Our company (bootstrapped) has grown very quickly in the past few months. As we contemplate our next moves, we need to decide between investing in hard assets (machinery, IP) and paying employees for project-based work related to the development of these assets. These assets will provide us with a protected competitive position in our industry. We aren&#x27;t really looking for outside investors, and an exit down the road is highly unlikely, so equity compensation for employees isn&#x27;t ideal. What other forms of employee compensation have founders on here used? Ideally, some sort of rolling-debt instrument would fit our needs, but everything I&#x27;ve read online says that&#x27;s a bad idea (and possibly illegal). Does anyone have any other suggestions?
======
mchannon
Stock options and warrants can be useful, though if done poorly they can muddy
up your prospects for later rounds of financing in case you change your mind
about investors. Not ideal, but cheap.

Perks like telecommuting, flexible schedules, and PTO are often very underused
by companies, and they have no direct costs to your bottom line (indirect
costs can be massive if done wrong).
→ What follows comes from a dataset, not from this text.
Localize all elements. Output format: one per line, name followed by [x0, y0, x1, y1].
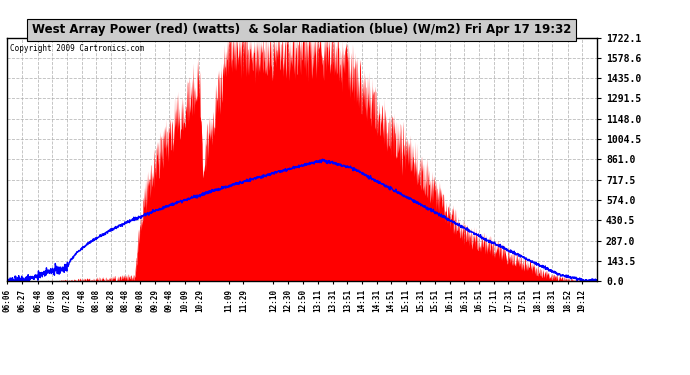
Text: Copyright 2009 Cartronics.com: Copyright 2009 Cartronics.com: [10, 44, 144, 52]
Title: West Array Power (red) (watts)  & Solar Radiation (blue) (W/m2) Fri Apr 17 19:32: West Array Power (red) (watts) & Solar R…: [32, 23, 571, 36]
Offering better-than-industry perks like
these go a long way to decrease turnover, and can be as or more effective as
pay increases.

Sometimes you can defer salaries, but outright bonuses give you some wiggle
room in case of a future downturn.

Depending on the nature of your startup (is most of it software?) you'll also
get far more motivated and loyal employees per dollar spent by locating your
offices outside of the startup capitals.